- Alma Location within the state of New Mexico Alma Alma (the United States)
- Coordinates: 33°22′46″N 108°53′55″W﻿ / ﻿33.37944°N 108.89861°W
- Country: United States
- State: New Mexico
- County: Catron

Area
- • Total: 3.26 sq mi (8.44 km^{2})
- • Land: 3.25 sq mi (8.43 km^{2})
- • Water: 0.0039 sq mi (0.01 km^{2})
- Elevation: 4,918 ft (1,499 m)

Population (2020)
- • Total: 47
- • Density: 14.5/sq mi (5.58/km^{2})
- Time zone: UTC-7 (Mountain (MST))
- • Summer (DST): UTC-6 (MDT)
- Area code: 575
- FIPS code: 35-02560
- GNIS feature ID: 2806685

= Alma, New Mexico =

Alma is an unincorporated community and census-designated place in Catron County, New Mexico, United States, north of Glenwood and south of Reserve. As of the 2020 census, Alma had a population of 47.
==History==
Sergeant James C. Cooney laid out a town on site of Alma in the early 1870s, but left it undeveloped. The town was bought by a Captain Birney, who named it "Alma" for his mother. In 1882 the U.S. Post Office opened in Alma, lasting until 1931.

The town was home of Butch Cassidy and the Sundance Kid's infamous Wild Bunch gang for a short period. They worked at the nearby WS ranch. Reportedly, the foreman and ranch manager were very happy with the Wild Bunch's work since the rustling stopped while they were employed at the ranch. Tom Ketchum, Harvey Logan and William Antrim, Billy the Kid's stepfather, also lived in Alma at some point. Artist Olaf Wieghorst once worked on the Cunningham Ranch near Alma.

Charlie Siringo wrote that Butch Cassidy "ran a saloon there under the name of Jim Lowe."

Alma is the site of a Boot Hill cemetery, which is located about two miles north of the town.

===Alma Massacre===

The "Alma Massacre" involved an Indian raid on United States settlers' homes around Alma in 1880. As many as 41 people were killed during and immediately after the event. There were two memorials erected to commemorate these events.

==Present==

Today, Alma is labeled as a "ghost town" by the New Mexico Tourism Department. Situated on U.S. Route 180, the town has a restaurant and a small store, as well as a few dozen scattered homes. There is a cemetery with more than 100 burials dating from the 1880s to present. The well-kept grounds are marked with a hand-crafted sign. There are several other cemeteries in Alma's proximity, as well, including the WS Ranch Cemetery and Cooney's Tomb.

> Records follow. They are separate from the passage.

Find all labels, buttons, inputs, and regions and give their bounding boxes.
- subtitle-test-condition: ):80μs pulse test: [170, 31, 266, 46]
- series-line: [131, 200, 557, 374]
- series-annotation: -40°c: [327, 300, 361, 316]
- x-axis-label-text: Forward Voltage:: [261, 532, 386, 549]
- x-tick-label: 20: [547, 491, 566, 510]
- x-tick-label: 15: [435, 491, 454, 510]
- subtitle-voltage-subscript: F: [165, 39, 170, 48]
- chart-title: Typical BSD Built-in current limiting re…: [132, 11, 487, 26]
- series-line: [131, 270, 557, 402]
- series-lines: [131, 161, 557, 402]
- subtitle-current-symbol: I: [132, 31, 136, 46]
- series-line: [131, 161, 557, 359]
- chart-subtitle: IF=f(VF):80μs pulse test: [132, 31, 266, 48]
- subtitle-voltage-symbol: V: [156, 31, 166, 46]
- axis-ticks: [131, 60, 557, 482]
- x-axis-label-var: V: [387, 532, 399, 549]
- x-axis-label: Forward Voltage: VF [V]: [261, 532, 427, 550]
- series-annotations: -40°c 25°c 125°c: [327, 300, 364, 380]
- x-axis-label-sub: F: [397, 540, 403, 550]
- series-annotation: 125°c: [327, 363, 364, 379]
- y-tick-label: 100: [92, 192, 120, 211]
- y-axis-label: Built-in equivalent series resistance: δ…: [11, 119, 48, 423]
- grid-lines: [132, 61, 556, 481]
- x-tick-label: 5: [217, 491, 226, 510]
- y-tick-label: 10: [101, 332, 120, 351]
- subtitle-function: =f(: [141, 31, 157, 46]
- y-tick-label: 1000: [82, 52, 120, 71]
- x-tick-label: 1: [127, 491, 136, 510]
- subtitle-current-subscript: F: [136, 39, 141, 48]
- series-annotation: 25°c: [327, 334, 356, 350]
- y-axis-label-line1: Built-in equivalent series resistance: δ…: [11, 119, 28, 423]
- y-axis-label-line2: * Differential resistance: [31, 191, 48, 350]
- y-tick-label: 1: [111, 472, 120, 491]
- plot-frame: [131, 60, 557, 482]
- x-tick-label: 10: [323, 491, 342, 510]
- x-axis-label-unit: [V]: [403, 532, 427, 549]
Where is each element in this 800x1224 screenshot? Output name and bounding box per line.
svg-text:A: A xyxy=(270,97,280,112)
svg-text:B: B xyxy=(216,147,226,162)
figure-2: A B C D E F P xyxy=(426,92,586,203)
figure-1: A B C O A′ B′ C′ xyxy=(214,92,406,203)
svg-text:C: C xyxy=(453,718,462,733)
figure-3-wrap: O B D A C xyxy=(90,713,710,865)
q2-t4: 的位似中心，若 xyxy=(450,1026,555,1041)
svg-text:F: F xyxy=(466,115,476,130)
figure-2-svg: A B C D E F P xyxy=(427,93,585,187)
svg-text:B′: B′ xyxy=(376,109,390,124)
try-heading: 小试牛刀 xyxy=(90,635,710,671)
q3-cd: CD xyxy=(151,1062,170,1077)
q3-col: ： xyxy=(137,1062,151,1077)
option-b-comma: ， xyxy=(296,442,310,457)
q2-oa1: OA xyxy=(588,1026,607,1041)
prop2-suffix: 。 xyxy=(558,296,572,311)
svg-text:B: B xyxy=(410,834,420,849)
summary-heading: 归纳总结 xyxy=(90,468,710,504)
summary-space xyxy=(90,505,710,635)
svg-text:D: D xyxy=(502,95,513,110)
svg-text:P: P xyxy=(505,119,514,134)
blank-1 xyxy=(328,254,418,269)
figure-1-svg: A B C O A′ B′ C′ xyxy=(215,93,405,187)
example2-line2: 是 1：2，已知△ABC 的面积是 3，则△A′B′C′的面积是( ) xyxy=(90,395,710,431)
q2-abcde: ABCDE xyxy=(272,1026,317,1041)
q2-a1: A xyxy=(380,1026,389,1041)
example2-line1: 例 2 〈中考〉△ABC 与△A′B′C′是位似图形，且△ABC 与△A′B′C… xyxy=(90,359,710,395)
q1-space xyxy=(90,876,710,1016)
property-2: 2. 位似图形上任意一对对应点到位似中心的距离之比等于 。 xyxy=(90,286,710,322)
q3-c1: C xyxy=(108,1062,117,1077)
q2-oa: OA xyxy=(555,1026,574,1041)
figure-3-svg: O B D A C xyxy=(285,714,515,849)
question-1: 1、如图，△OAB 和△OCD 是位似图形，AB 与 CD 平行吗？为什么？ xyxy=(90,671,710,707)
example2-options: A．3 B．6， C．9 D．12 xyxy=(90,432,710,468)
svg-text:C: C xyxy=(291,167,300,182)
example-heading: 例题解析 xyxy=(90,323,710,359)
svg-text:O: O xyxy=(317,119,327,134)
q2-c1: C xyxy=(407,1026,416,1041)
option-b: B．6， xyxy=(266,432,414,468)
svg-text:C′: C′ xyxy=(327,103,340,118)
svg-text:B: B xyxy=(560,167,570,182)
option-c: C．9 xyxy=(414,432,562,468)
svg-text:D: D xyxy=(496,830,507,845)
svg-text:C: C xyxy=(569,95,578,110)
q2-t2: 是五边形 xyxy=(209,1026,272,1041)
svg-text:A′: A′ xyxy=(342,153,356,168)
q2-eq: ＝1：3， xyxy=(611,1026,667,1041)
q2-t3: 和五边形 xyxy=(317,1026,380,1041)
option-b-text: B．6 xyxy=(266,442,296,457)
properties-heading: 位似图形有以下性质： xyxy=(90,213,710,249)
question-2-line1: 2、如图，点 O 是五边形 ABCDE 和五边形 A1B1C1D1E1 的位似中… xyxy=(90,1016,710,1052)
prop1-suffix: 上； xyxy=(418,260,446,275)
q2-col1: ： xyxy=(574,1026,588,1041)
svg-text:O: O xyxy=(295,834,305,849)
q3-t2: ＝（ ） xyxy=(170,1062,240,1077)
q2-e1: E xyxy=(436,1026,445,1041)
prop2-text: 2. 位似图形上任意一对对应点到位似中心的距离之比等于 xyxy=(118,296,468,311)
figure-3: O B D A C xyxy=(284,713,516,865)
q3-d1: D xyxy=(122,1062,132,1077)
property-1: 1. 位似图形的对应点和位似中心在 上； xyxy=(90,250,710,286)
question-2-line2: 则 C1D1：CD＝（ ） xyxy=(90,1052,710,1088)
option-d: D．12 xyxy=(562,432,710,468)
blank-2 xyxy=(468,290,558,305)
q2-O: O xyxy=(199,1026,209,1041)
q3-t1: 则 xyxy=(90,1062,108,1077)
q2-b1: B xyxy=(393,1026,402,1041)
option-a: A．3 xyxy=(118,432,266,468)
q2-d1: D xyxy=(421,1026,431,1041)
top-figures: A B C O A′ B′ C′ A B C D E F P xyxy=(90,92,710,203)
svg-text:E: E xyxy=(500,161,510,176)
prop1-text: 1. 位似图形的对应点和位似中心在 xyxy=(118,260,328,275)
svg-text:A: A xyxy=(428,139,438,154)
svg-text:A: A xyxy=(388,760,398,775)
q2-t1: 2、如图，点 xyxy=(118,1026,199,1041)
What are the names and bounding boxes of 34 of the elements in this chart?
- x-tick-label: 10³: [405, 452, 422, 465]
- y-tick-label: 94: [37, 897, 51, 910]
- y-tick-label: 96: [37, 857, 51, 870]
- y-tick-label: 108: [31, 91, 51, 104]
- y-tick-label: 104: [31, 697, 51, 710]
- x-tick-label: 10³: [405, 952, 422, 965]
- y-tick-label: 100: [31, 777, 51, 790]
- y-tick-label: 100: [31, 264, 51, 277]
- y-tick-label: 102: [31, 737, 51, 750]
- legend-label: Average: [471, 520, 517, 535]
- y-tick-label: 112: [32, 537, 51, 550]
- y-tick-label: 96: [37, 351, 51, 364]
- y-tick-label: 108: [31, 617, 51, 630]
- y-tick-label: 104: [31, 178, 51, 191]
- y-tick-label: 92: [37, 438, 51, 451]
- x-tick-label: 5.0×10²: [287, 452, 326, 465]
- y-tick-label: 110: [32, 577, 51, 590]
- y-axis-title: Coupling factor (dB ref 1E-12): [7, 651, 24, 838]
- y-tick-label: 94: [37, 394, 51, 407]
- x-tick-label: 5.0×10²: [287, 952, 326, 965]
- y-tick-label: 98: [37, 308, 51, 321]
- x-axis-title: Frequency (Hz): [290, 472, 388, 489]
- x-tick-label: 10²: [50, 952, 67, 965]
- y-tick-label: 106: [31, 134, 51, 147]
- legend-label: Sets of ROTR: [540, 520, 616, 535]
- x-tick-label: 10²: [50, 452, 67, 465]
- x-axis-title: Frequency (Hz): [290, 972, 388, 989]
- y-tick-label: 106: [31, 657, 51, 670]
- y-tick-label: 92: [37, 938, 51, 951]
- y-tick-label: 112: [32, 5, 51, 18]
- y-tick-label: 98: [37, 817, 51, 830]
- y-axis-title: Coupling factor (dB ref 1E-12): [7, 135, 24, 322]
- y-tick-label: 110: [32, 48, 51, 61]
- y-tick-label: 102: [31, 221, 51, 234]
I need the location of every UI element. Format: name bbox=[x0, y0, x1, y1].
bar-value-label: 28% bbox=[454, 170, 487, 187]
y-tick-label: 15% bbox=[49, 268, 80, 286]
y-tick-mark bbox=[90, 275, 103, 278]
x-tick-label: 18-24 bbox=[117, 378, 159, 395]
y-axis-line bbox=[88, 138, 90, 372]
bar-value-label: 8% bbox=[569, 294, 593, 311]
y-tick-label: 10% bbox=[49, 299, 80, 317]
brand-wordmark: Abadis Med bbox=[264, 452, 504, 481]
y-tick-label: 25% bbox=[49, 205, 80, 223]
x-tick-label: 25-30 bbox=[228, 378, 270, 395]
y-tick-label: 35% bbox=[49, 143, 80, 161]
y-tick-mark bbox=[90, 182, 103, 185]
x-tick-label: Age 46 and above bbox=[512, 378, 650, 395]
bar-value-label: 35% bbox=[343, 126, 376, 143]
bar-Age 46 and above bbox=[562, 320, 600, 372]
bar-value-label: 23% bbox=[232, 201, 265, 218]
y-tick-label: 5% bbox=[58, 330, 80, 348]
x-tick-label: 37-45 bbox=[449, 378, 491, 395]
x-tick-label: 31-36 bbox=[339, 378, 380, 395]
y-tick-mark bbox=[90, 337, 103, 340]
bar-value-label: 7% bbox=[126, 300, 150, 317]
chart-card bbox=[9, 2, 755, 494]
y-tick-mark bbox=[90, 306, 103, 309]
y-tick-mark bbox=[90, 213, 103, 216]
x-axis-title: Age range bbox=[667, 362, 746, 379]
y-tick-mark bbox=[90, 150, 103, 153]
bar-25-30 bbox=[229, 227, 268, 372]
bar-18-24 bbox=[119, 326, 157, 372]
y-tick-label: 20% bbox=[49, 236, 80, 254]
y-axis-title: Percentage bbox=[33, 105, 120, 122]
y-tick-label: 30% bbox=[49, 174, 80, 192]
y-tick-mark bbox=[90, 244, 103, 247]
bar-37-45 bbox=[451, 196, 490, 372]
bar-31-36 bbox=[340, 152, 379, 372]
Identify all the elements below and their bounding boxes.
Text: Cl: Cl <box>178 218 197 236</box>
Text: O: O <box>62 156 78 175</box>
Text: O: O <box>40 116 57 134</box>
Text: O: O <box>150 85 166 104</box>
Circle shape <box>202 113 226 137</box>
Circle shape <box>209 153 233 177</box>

The town is in the middle of the Blue Range Wilderness, which is part of New Mexico's Gila National Forest and the Apache-Sitgreaves National Forest in Arizona.

In the 1998 the United States Fish and Wildlife Service reintroduced the Mexican gray wolf to its historic range, including the area surrounding Alma. Ranchers in the area have expressed concerns about the impact of the wolf on the local cattle population while environmentalists contend that ranchers are not managing their herds properly. In 2000 a local newspaper reported a number of wolf sightings and wolf attacks on cattle. Meanwhile, environmentalists in the area contend that the federal government is acting in the favor of the ranchers, with forty-nine percent of all reintroduced wolves "captured or killed because of conflicts with ranchers." The wolf reintroduction program remains a "hot issue", and there are environmentalists, ranchers, law enforcement, and a variety of others involved.

==Demographics==

Historical population
| Census | Pop. | Note | %± |
| 2020 | 47 |  | — |
U.S. Decennial Census

==Education==
It is in the Reserve Independent School District.

==Bibliography==
- Stanley, F. (1960) The Alma Story.
- Reed, O. (2005) "In a remote cemetery, far from home, lie the soldiers killed in a Christmastime skirmish with Apaches," Albuquerque Tribune. 12/22/05.